Kulturmuehle-3  Protokoll der Jahreshauptversammlung 2014
 

 

vom             : 26. Februar 2014  in der Kulturmühle Berne

Teilnehmer : 15 stimmberechtigte Mitglieder – vgl. Anlage

Beginn        : 20:00 Uhr

TOP 1: Die Versammlung wird vom 1.Vorsitzenden Wolfgang Focke um 20.00 Uhr eröffnet. 15 stimmberechtigte Mitglieder sind anwesend (siehe Anwesenheitsliste).

Die folgende Tagesordnung wird angenommen:    

  

  1. Begrüßung, Genehmigung der Tagesordnung          
  2. Genehmigung des Protokolls der Jahreshauptversammlung vom 28. Februar 2013
  3. Zeit der Besinnung
  4. Umstellung der Einzugsermächtigungen auf SEPA-Lastschriftmandat
  5. Rechenschaftsbericht des Vorstandes

5.1 Erster Vorsitzender

5.2 Geschäftsführerin

  1. Bericht der Kassenprüfer
  2. Entlastung des Vorstandes
  3. Wahl der Kassenprüfer für 2014
  4. Neuwahlen des Vorstandes

9.1 Wahlleiter/in

9.2 Erste(r) Vorsitzende(r)

9.3 Geschäftsführer/in

9.4 Leiter(in) des Programmbeirats

9.5 Leiter(in) des Gebäudebeirats

  1. Benennung weiterer Beiratsmitglieder
  2. Verschiedenes

 

TOP 2: Das Protokoll der Jahreshauptversammlung 2013 wird einstimmig  genehmigt.

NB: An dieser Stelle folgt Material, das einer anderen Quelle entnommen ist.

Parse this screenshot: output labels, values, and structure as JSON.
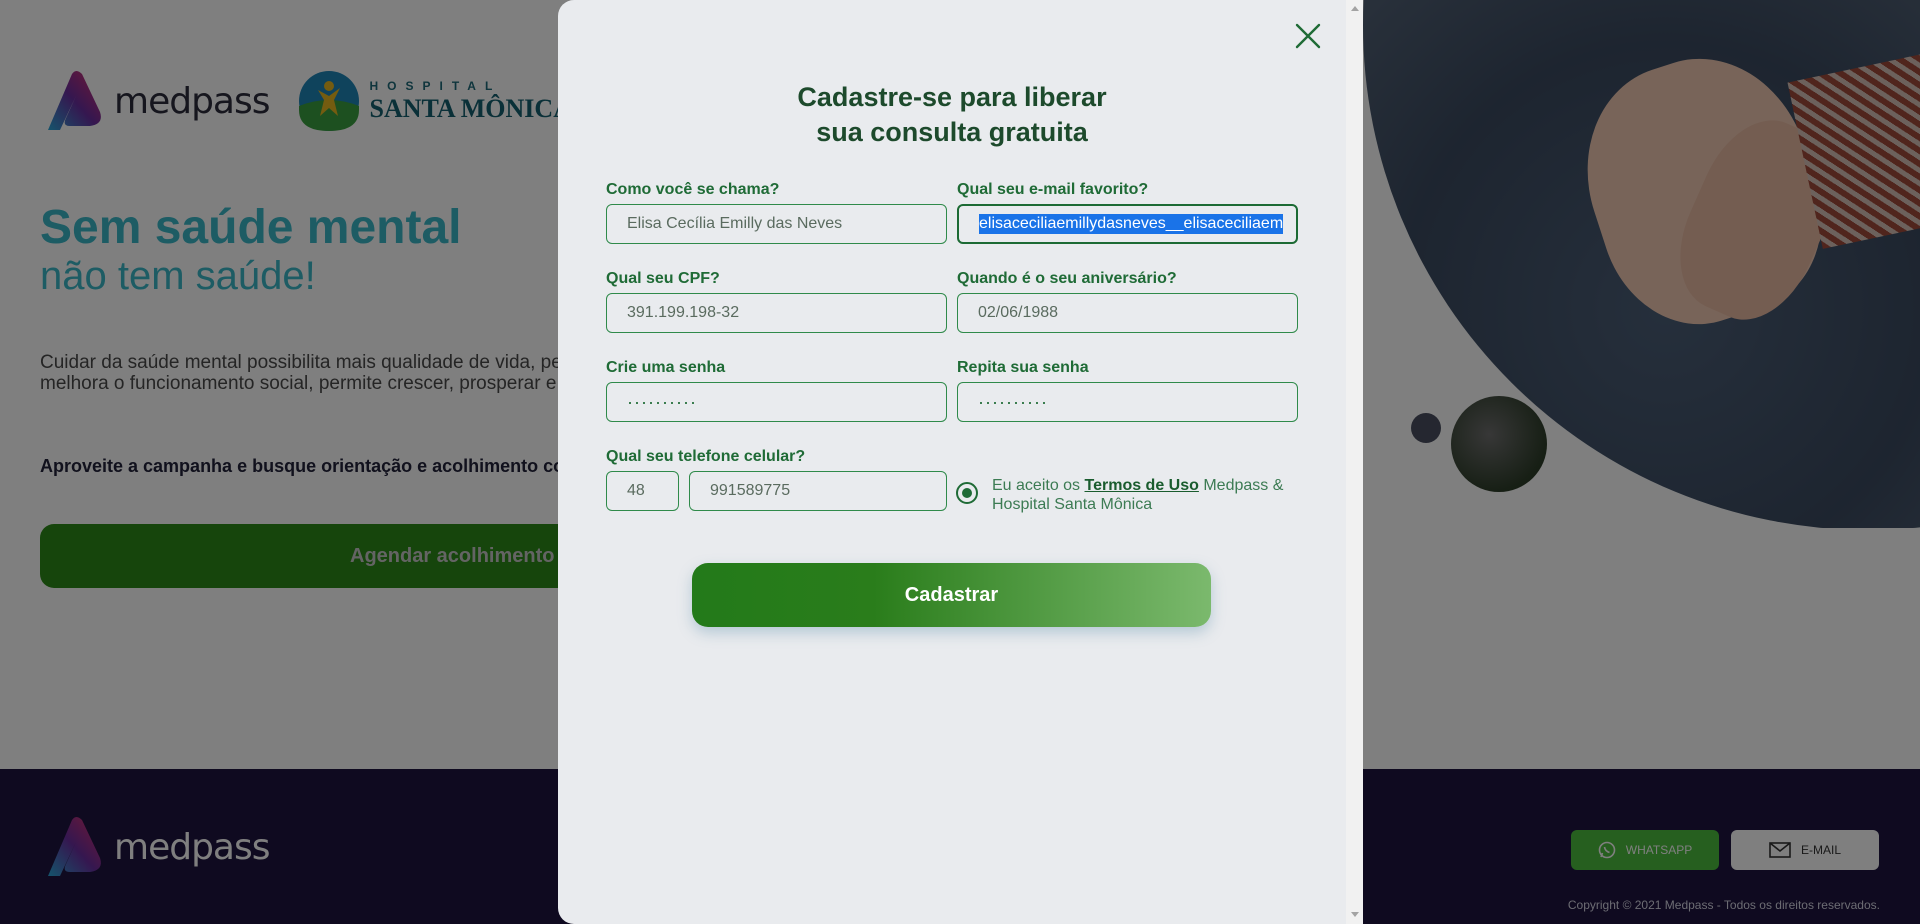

TOP 3: Wolfgang Focke gedenkt des am 23. Juni 2013 verstorbenen Vorstandsmitglieds Wolfgang Strackerjan, indem er dessen Verdienste für den Verein Revue passieren lässt: Als Gründungsmitglied (1992) und Vorstand des Vereins hat er sich für den Erhalt und den Ausbau der Gebäude, aber auch für die Gestaltung der Programme nachhaltig verdient gemacht. Als streitbarer Querdenker hat er uns des Öfteren unvorhersehbare Lösungsmöglichkeiten aufgezeigt.

TOP 4: Karin Dialer-Strackerjan erläutert die notwendigen Schritte für die Umstellung der Einzugsermächtigungen auf SEPA-Lastschriftmandat.

TOP 5:

5.1 Das von Jürgen Graupner erstellte Programm war eine Mischung aus alt Bewährtem und neuen Impulsen. Höhepunkte waren die Kabarettisten Wolfgang Trepper (85 Gäste), John Doyle (80), Frauentag (70), Sally (70), Le Clou (120), Finnegan (80), Joe Dinkelbach Band (100), Figurentheater (60), drei Kinotermine (110); weniger besucht waren Splitter (Lesung, 30), Joyce The Librarian (25), Lars und Timpe (15) und Sibylle Kynast (35). Zusammen mit den 7 Veranstaltungen der Bücherwochen (300) und den 12 Terminen des Frauenfrühstücks (180) kamen wir auf 1360 Besucher. Ein leider misslungener Versuch war die Kooperation mit dem Bremer Veranstalter „Songs and Whispers“, was nicht nur Christa Allen bedauert. Der Grund für die vorzeitige Aufkündigung des Vertrags lag in der Unzuverlässigkeit des Veranstalters, was Organisation und Werbung und vor allem auch, was den Umgang mit den hervorragenden jungen Künstlerinnen und Künstlern anbelangt.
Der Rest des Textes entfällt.